Attached properties also became increasingly popular in February, with 1,242 properties selling, up 16 percent year-over-year. Single-family homes, on the other hand, saw a nearly two percent decline in sales from 2,443 last year to 2,399 last month. “When people wanted more space, there’s that sprawl to the suburbs. But now that the economy is starting to open up a little bit, I think that slow trickle of demand is coming back toward [the attached] market,” Abrams says.
Buyer demand is also causing prices to rise for both single-family and attached properties. February was another record-breaking month with single-family homes selling for an average of $632,581—up 23 percent year-over-year and exceeding the previous record of $626,159 set in January. And attached properties, such as condos and townhomes, sold for an average of $401,552, exceeding $400,000 for the first time. (The previous record for attached properties was set in January at $397,792.)
Homes are coming on the market, but they are selling fast. Last month, there were 4,507 new listings, up seven percent from January and down nearly 12 percent year-over-year. According to the report, homes are sitting on the market for an average of 23 days compared to 39 days in February 2020. “Homes are coming on and selling faster than you can sell chips at an edibles convention,” says Nicole Rueth, a DMAR Market Trends Committee member.
The average close-to-list price for all residential properties continues to be above asking, too. Abrams says in February he wrote two offers for $101,000 and $90,000 above asking price, yet still didn’t get either home. According to other realtors, this isn’t uncommon. “The name of the game is perseverance because it is very competitive,” Abrams says. “It’s very uncomfortable to continue to be pushed [to a higher price point] than you’re thinking.
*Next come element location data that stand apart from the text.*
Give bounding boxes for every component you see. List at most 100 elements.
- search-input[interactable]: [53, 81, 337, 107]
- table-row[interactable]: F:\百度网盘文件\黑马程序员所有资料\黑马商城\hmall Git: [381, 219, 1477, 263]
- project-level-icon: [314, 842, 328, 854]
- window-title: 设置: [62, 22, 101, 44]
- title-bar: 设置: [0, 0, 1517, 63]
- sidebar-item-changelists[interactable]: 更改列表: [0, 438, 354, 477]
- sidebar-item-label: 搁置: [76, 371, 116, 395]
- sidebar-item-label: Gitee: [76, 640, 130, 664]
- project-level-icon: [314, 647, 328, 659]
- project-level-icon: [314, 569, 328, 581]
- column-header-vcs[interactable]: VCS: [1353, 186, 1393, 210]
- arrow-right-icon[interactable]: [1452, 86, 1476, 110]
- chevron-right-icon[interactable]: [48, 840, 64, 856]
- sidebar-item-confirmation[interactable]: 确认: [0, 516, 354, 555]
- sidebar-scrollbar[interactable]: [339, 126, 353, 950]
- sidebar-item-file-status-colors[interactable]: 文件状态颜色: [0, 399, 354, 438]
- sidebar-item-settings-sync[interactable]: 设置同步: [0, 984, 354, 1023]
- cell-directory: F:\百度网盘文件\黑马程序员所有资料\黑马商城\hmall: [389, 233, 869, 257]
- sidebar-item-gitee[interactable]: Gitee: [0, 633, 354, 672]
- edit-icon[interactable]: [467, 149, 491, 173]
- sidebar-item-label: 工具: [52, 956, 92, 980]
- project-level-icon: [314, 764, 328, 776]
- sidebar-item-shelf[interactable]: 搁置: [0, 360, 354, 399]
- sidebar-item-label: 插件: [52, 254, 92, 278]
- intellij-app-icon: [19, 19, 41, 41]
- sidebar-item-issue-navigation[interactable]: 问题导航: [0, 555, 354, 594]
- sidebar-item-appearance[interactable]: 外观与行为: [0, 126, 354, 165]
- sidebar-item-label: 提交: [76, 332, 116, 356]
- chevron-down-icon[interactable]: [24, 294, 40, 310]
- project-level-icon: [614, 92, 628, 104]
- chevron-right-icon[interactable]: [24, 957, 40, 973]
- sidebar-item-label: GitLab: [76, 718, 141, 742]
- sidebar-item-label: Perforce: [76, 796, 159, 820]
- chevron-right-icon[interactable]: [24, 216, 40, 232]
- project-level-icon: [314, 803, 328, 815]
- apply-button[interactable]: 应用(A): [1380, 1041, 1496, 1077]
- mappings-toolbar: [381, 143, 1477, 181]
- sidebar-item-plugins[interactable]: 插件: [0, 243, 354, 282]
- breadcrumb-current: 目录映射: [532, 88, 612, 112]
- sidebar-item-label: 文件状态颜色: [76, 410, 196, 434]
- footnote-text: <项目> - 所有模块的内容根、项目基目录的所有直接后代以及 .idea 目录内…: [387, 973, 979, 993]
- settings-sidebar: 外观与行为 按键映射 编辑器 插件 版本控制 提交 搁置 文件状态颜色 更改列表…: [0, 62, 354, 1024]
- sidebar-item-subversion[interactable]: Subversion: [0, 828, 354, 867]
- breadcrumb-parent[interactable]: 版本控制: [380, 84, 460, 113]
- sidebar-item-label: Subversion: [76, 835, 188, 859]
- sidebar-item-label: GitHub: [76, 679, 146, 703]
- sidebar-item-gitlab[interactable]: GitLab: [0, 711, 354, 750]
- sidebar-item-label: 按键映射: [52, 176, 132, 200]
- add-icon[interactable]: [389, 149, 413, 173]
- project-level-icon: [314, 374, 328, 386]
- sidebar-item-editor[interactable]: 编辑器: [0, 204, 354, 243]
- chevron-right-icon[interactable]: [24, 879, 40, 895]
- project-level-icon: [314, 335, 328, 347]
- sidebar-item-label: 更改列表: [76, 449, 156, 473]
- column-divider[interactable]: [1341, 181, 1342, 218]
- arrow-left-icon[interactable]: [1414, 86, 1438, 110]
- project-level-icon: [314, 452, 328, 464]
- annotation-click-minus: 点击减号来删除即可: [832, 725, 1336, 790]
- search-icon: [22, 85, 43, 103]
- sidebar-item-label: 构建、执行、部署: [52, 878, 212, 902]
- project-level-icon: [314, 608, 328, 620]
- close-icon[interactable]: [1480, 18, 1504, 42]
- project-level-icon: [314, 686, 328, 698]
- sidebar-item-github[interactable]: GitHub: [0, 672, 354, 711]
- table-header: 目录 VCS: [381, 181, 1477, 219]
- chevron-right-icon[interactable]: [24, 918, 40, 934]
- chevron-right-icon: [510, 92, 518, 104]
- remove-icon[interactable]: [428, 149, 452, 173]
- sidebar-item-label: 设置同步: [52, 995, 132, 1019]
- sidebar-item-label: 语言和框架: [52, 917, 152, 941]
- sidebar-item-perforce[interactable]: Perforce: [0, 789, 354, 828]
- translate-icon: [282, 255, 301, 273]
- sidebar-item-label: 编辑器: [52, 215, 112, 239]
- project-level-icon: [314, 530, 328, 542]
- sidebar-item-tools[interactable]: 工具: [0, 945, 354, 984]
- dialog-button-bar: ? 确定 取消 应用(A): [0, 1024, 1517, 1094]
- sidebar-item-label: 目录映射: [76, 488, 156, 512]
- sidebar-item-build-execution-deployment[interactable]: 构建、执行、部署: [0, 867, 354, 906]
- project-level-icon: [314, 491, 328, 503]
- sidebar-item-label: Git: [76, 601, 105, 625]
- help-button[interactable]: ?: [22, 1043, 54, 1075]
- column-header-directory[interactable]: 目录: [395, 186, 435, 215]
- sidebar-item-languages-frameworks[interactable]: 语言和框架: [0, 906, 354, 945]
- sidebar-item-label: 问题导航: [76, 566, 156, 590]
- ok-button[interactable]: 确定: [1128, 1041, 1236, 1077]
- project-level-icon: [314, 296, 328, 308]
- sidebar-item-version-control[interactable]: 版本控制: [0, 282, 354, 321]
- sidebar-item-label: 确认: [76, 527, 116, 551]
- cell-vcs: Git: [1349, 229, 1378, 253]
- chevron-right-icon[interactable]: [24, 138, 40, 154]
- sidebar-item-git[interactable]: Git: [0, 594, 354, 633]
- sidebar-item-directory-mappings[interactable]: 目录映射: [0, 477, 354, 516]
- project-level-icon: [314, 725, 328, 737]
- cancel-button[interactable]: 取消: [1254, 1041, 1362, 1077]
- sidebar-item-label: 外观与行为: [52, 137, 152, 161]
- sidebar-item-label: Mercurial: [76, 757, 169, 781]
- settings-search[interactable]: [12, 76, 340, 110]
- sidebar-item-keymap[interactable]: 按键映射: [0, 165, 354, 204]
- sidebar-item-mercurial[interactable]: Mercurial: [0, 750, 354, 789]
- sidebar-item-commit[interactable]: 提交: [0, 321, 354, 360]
Everyone looks at the list prices as an anchor thought and that’s just not where a lot of these houses are actually landing.”
Most luxury homes priced over $1 million are also selling for higher than the list price, according to the report. More than 230 luxury homes sold in February, up 48 percent year-over-year. February also saw more new listings up nearly 25 percent from January. It’s still a seller’s market, but buyers can take more time to look at luxury homes. The average day on the market also declined from 71 days last year to 63 days, according to the report.
“There are plenty of houses being put on the market, but you’ve got to be very aggressive toward getting them,” Abrams says. “I think that makes people feel very uncomfortable. So just getting comfortable with being uncomfortable is part of the process.”